A few suggestions if you are in the business of pitching software to Higher Ed:
- If someone asks for a rough estimate of system capacity, don’t say “you tell us that”. This is not an answer, make up some hand waving total B.S. underestimate if you have to, but don’t just leave the question unanswered.
- If you claim the best strength of your system is the designed in from day one ultra high power encryption, don’t leave your wireless access point set to factory defaults or the password on the Administrator account on your laptop blank.
- A “whitepaper” that your lawyers made you lock up in a safe and not release to the world is not a whitepaper. Sorry, it just isn’t.
- If there are multiple salespeople from your company at the presentation, all of them should remain in the front of the room or off to the side. They should not be pacing in the back of the room taking head counts, getting impressions, doing hand signals or anything else to make the attendees feel nervous.
- If you are going to do a demo of any kind, it needs to be repeatable and highly scripted. You should know the clicks, check boxes and any associated props needed like the back of your hand. Half assed, mickey mouse demos that only half work do not instill confidence.
- Don’t promise the kitchen sink. You’re application is not going to be able to wash my dishes, make my wife happy or change the baby and we all know that, so don’t promise any of them.
- If I hear “No one has asked us that before that I know of” one more time…
- Reading verbatim from a document we already have does not answer questions. We wouldn’t be asking for clarification if what was in the response was clear to begin with.

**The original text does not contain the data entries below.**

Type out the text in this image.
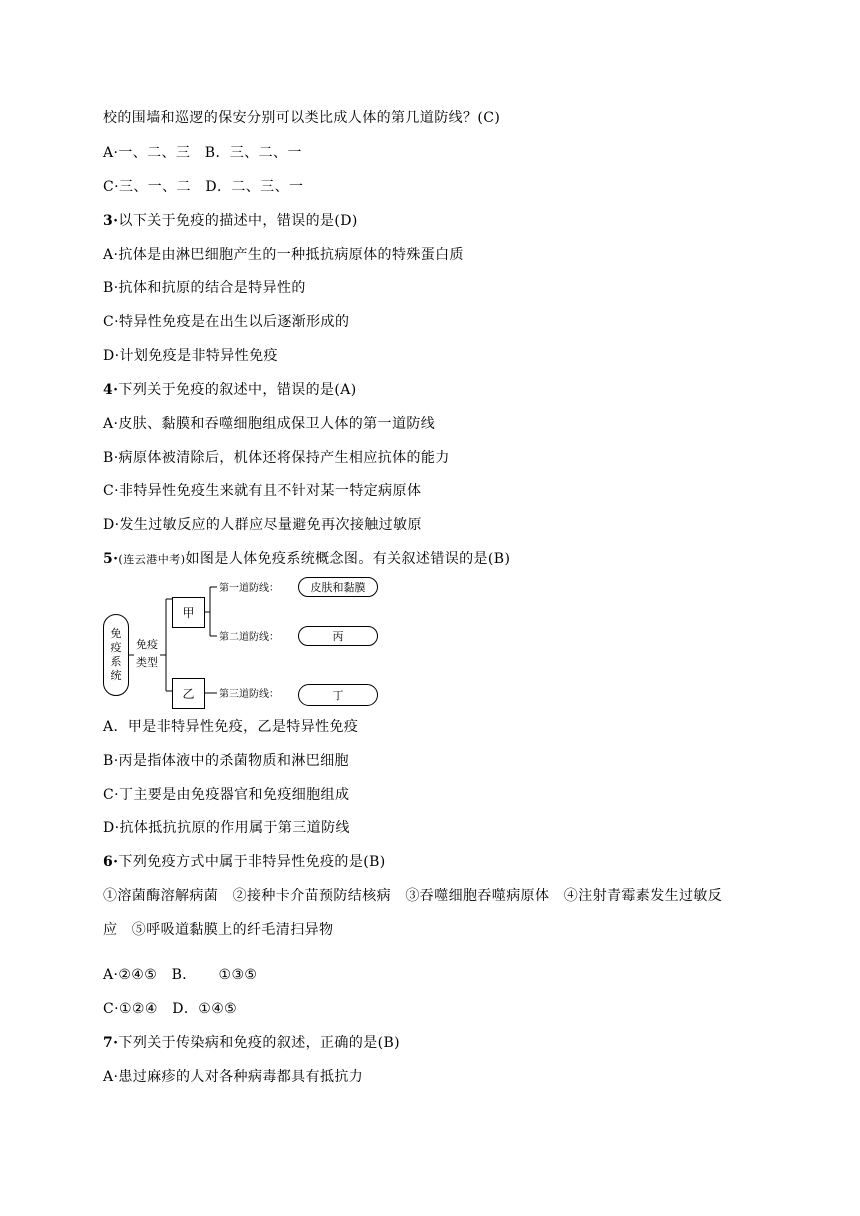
校的围墙和巡逻的保安分别可以类比成人体的第几道防线？(C)
A·一、二、三　B．三、二、一
C·三、一、二　D．二、三、一
3·以下关于免疫的描述中，错误的是(D)
A·抗体是由淋巴细胞产生的一种抵抗病原体的特殊蛋白质
B·抗体和抗原的结合是特异性的
C·特异性免疫是在出生以后逐渐形成的
D·计划免疫是非特异性免疫
4·下列关于免疫的叙述中，错误的是(A)
A·皮肤、黏膜和吞噬细胞组成保卫人体的第一道防线
B·病原体被清除后，机体还将保持产生相应抗体的能力
C·非特异性免疫生来就有且不针对某一特定病原体
D·发生过敏反应的人群应尽量避免再次接触过敏原
5·(连云港中考)如图是人体免疫系统概念图。有关叙述错误的是(B)
免
疫
系
统
免疫
类型
甲
乙
第一道防线：
第二道防线：
第三道防线：
皮肤和黏膜
丙
丁
A．甲是非特异性免疫，乙是特异性免疫
B·丙是指体液中的杀菌物质和淋巴细胞
C·丁主要是由免疫器官和免疫细胞组成
D·抗体抵抗抗原的作用属于第三道防线
6·下列免疫方式中属于非特异性免疫的是(B)
①溶菌酶溶解病菌　②接种卡介苗预防结核病　③吞噬细胞吞噬病原体　④注射青霉素发生过敏反
应　⑤呼吸道黏膜上的纤毛清扫异物
A·②④⑤　B．　　①③⑤
C·①②④　D．①④⑤
7·下列关于传染病和免疫的叙述，正确的是(B)
A·患过麻疹的人对各种病毒都具有抵抗力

Why is it that all sales people feel the need to wear expensive suits, pricey watches and other jewelry? A clean suit is all I need to see, the rest just reinforces the perception that we are going to pay too much for whatever we choose.
A day and a half of vendor presentations makes you think, I guess.
– If you have scheduled a phone conference to go over a product, do not have all parties from your company call in from cell phones. We are happy that you have customers and are busy, but cutting in and out during a memorized presentation doesn’t make me want to buy your product.
from my observations of mel’s old employer: if your product is strong enough to overcome incompetent salesmen and you end up with a customer, don’t send a sales rep onsite when the customer breaks the product in a way that only the people who wrote it can comprehend.